Research shows that large, fully protected marine areas help conserve valuable biodiversity and can reverse many of the detrimental impacts caused by humans.
This is whole spectrum of areas that compels protection of the environment. This is part of ones life that all things has value and cost attached to.
Thank you Robson for your perspective on this. I fully agree. If we can realise a network of transboundary MPAs in the region, there will be much benefits to gain from doing so in terms of protecting coral reefs, migratory species corridors, ranges etc. and threatened species as well as mobilising/sharing resources, knowledge and expertise to facilitate this. it could also help participating countries to collectively address IUU in an effective manner. However, we’ll need the political will and effective coordination to make make this possible.
In my experiences it quite uncomfortable in times where policies for enacting laws. In some society let say Melanesian generally authority is not absolute where state domain is foreign to its traditional governance. I felt that policies in such situation should put some limits for where state, sub-state (provincial level) and the community. To control or making a framework for a collective management and development would be ideal.
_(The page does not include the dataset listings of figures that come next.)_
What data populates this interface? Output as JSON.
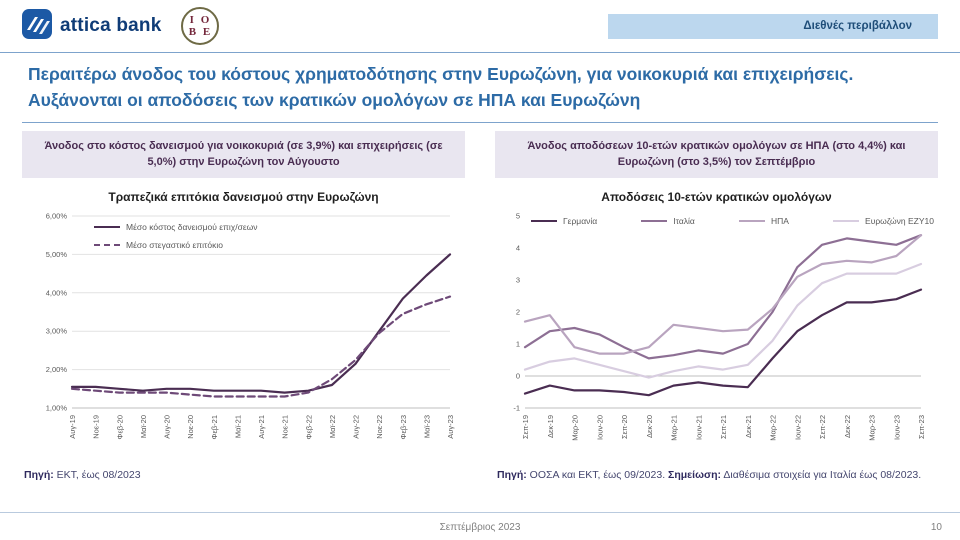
{
  "page": {
    "badge": "Διεθνές περιβάλλον",
    "title": "Περαιτέρω άνοδος του κόστους χρηματοδότησης στην Ευρωζώνη, για νοικοκυριά και επιχειρήσεις. Αυξάνονται οι αποδόσεις των κρατικών ομολόγων σε ΗΠΑ και Ευρωζώνη",
    "footer_date": "Σεπτέμβριος 2023",
    "page_number": "10",
    "brand": {
      "attica": "attica bank",
      "iobe_top": "I O",
      "iobe_bottom": "B E"
    }
  },
  "left": {
    "callout": "Άνοδος στο κόστος δανεισμού για νοικοκυριά (σε 3,9%) και επιχειρήσεις (σε 5,0%) στην Ευρωζώνη τον Αύγουστο",
    "source_label": "Πηγή:",
    "source_text": " ΕΚΤ, έως 08/2023"
  },
  "right": {
    "callout": "Άνοδος αποδόσεων 10-ετών κρατικών ομολόγων σε ΗΠΑ (στο 4,4%) και Ευρωζώνη (στο 3,5%) τον Σεπτέμβριο",
    "source_label": "Πηγή:",
    "source_text": " ΟΟΣΑ και ΕΚΤ, έως 09/2023. ",
    "note_label": "Σημείωση:",
    "note_text": " Διαθέσιμα στοιχεία για Ιταλία έως 08/2023."
  },
  "colors": {
    "accent_blue": "#2d6ba6",
    "badge_bg": "#bcd7ee",
    "callout_bg": "#e9e6f0",
    "plum_dark": "#4a2d52"
  },
  "chart_data": [
    {
      "type": "line",
      "title": "Τραπεζικά επιτόκια δανεισμού στην Ευρωζώνη",
      "categories": [
        "Αυγ-19",
        "Νοε-19",
        "Φεβ-20",
        "Μαϊ-20",
        "Αυγ-20",
        "Νοε-20",
        "Φεβ-21",
        "Μαϊ-21",
        "Αυγ-21",
        "Νοε-21",
        "Φεβ-22",
        "Μαϊ-22",
        "Αυγ-22",
        "Νοε-22",
        "Φεβ-23",
        "Μαϊ-23",
        "Αυγ-23"
      ],
      "series": [
        {
          "name": "Μέσο κόστος δανεισμού επιχ/σεων",
          "style": "solid",
          "color": "#4a2d52",
          "values": [
            1.55,
            1.55,
            1.5,
            1.45,
            1.5,
            1.5,
            1.45,
            1.45,
            1.45,
            1.4,
            1.45,
            1.6,
            2.15,
            3.0,
            3.85,
            4.45,
            5.0
          ]
        },
        {
          "name": "Μέσο στεγαστικό επιτόκιο",
          "style": "dashed",
          "color": "#6e4a78",
          "values": [
            1.5,
            1.45,
            1.4,
            1.4,
            1.4,
            1.35,
            1.3,
            1.3,
            1.3,
            1.3,
            1.4,
            1.75,
            2.25,
            2.95,
            3.45,
            3.7,
            3.9
          ]
        }
      ],
      "ylim": [
        1,
        6
      ],
      "ytick_values": [
        6,
        5,
        4,
        3,
        2,
        1
      ],
      "ytick_labels": [
        "6,00%",
        "5,00%",
        "4,00%",
        "3,00%",
        "2,00%",
        "1,00%"
      ],
      "grid": true,
      "bottom_axis": true,
      "zero_line": false,
      "legend_position": "top-left-stacked"
    },
    {
      "type": "line",
      "title": "Αποδόσεις 10-ετών κρατικών ομολόγων",
      "categories": [
        "Σεπ-19",
        "Δεκ-19",
        "Μαρ-20",
        "Ιουν-20",
        "Σεπ-20",
        "Δεκ-20",
        "Μαρ-21",
        "Ιουν-21",
        "Σεπ-21",
        "Δεκ-21",
        "Μαρ-22",
        "Ιουν-22",
        "Σεπ-22",
        "Δεκ-22",
        "Μαρ-23",
        "Ιουν-23",
        "Σεπ-23"
      ],
      "series": [
        {
          "name": "Γερμανία",
          "style": "solid",
          "color": "#4a2d52",
          "values": [
            -0.55,
            -0.3,
            -0.45,
            -0.45,
            -0.5,
            -0.6,
            -0.3,
            -0.2,
            -0.3,
            -0.35,
            0.55,
            1.4,
            1.9,
            2.3,
            2.3,
            2.4,
            2.7
          ]
        },
        {
          "name": "Ιταλία",
          "style": "solid",
          "color": "#8d6f94",
          "values": [
            0.9,
            1.4,
            1.5,
            1.3,
            0.9,
            0.55,
            0.65,
            0.8,
            0.7,
            1.0,
            2.0,
            3.4,
            4.1,
            4.3,
            4.2,
            4.1,
            4.4
          ]
        },
        {
          "name": "ΗΠΑ",
          "style": "solid",
          "color": "#b9a4bf",
          "values": [
            1.7,
            1.9,
            0.9,
            0.7,
            0.7,
            0.9,
            1.6,
            1.5,
            1.4,
            1.45,
            2.1,
            3.1,
            3.5,
            3.6,
            3.55,
            3.75,
            4.4
          ]
        },
        {
          "name": "Ευρωζώνη ΕΖΥ10",
          "style": "solid",
          "color": "#d8cde0",
          "values": [
            0.2,
            0.45,
            0.55,
            0.35,
            0.15,
            -0.05,
            0.15,
            0.3,
            0.2,
            0.35,
            1.1,
            2.2,
            2.9,
            3.2,
            3.2,
            3.2,
            3.5
          ]
        }
      ],
      "ylim": [
        -1,
        5
      ],
      "ytick_values": [
        5,
        4,
        3,
        2,
        1,
        0,
        -1
      ],
      "ytick_labels": [
        "5",
        "4",
        "3",
        "2",
        "1",
        "0",
        "-1"
      ],
      "grid": false,
      "bottom_axis": true,
      "zero_line": true,
      "legend_position": "top-row"
    }
  ]
}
Some should share on experiences on this when traditional knowledge clashes with state law etc…
Thank you Robson. I fully agree that there is a disconnect between national law and local/customary law. There are some examples from the region where government law and community by-laws clash and conflict. Thankfully, a high percentage of land and sea in our region falls under customary ownership, which is a significant empowering factor for local communities. Also in recent years, co-management approach to community conservation initiatives has been flagged by some as the most suitable approach for our region.